[R] Can't there be a cd command?

Gabor Grothendieck ggrothendieck at gmail.com
Wed May 10 16:45:07 CEST 2006


On 5/10/06, Duncan Murdoch <murdoch at stats.uwo.ca> wrote:
> On 5/10/2006 9:29 AM, Paul Johnson wrote:
> > It is a FAQ in our Linux lab.  People start emacs and fire up R via
> > ess, and then they have no idea 'where they are".  For computer
> > experts, it is not a problem, but for people who don't know much about
> > computers, it is a pretty big problem.  They have data in some
> > subdirectory, but almost invariably they don't get emacs & R started
> > from that same place.
> >
> > Unfortunately, for our users, it does not help to simply re-label
> > setwd as cd.  Both commands imply a deeper understanding of the OS
> > than they have.  Also, unfortunately, these are the same people who
> > don't understand that FAQs exist and should be consulted.
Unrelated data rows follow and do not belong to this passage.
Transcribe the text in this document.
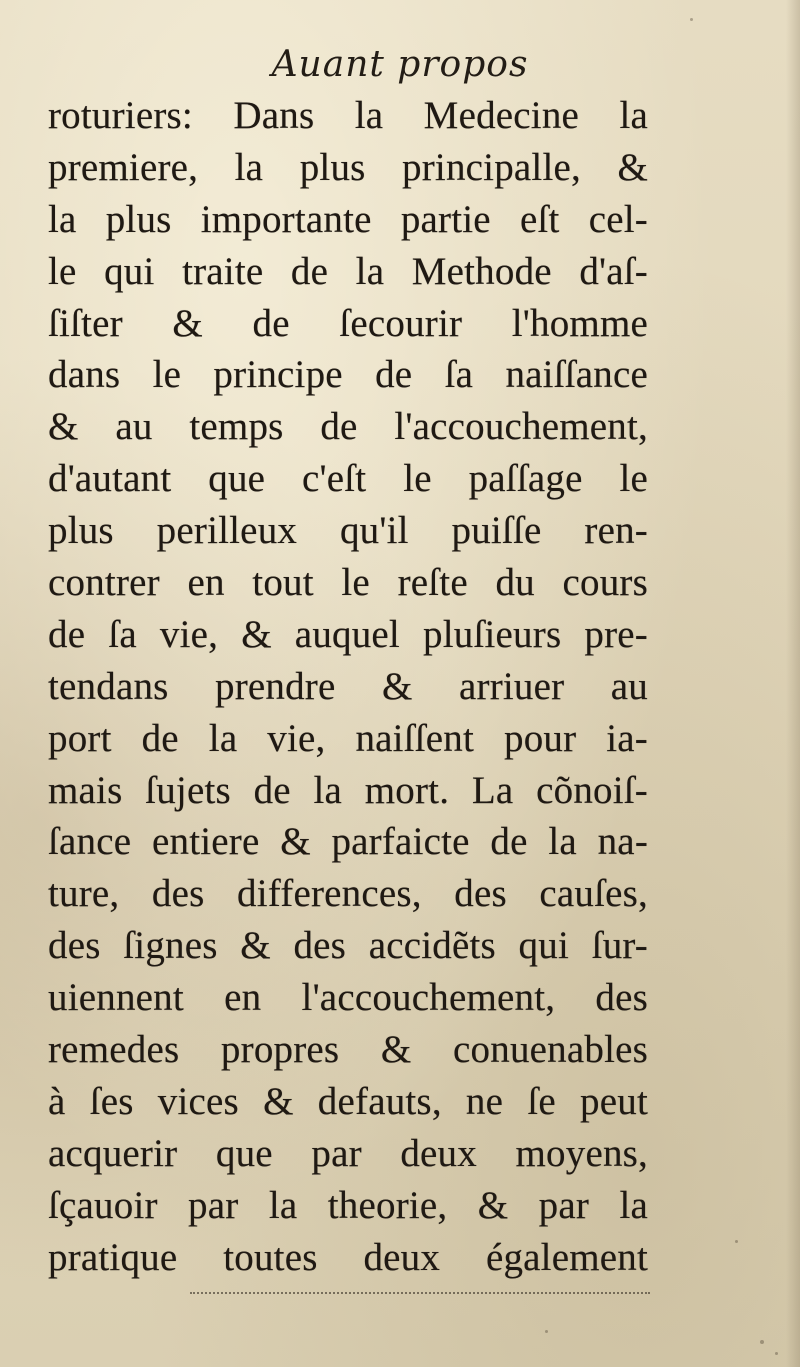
Auant propos
roturiers: Dans la Medecine la
premiere, la plus principalle, &
la plus importante partie eſt cel-
le qui traite de la Methode d'aſ-
ſiſter & de ſecourir l'homme
dans le principe de ſa naiſſance
& au temps de l'accouchement,
d'autant que c'eſt le paſſage le
plus perilleux qu'il puiſſe ren-
contrer en tout le reſte du cours
de ſa vie, & auquel pluſieurs pre-
tendans prendre & arriuer au
port de la vie, naiſſent pour ia-
mais ſujets de la mort. La cõnoiſ-
ſance entiere & parfaicte de la na-
ture, des differences, des cauſes,
des ſignes & des accidẽts qui ſur-
uiennent en l'accouchement, des
remedes propres & conuenables
à ſes vices & defauts, ne ſe peut
acquerir que par deux moyens,
ſçauoir par la theorie, & par la
pratique toutes deux également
These people
> > are so new/timid that asking in r-help would be the last thing to
> > cross their mind.
> >
> > I've wondered if it would not help to have the R prompt include the
> > directory name, as in an x terminal.
>
> I think file system directories aren't as central in R as they are in a
> shell, so it would just be distracting.  Most of the time I work in the
> R workspace, not in the file system.
>
> To me the solution is to allow interactive file selection by default,
> i.e. the default on read.table and similar functions should be
> file.choose(), rather than having no default and throwing an error.
> This won't help you in the short run (because file.choose() on Linux
> isn't all that friendly to beginners), but perhaps it would encourage
> someone to make it better.  file.choose() is quite nice in Windows (and
> I think on the Mac), so beginners there could be told
>
> mydf <- read.table()
>
> and they'd get something useful.
>
> Martin Maechler has disagreed with me about this in the past, but hasn't
> convinced me that he's right, he's just convinced me that doing nothing
> is easier than arguing about it.

I agree with Martin regarding read.table; however, the underlying idea is
good and could be achieved via simple wrappers which are the same
as the corresponding underlying functions except for the default argument
to file:

   read.table.choose <- function(file = file.choose(), ...)
read.table(file, ...)
   read.csv.choose <- function(file = file.choose(), ...) read.csv(file, ...)
   read.delim.choose <- function(file = file.choose(), ...)
read.delim(file, ...)

  # test
  mydata <- read.table.choose()

in a package available to the users or possibly even in R core.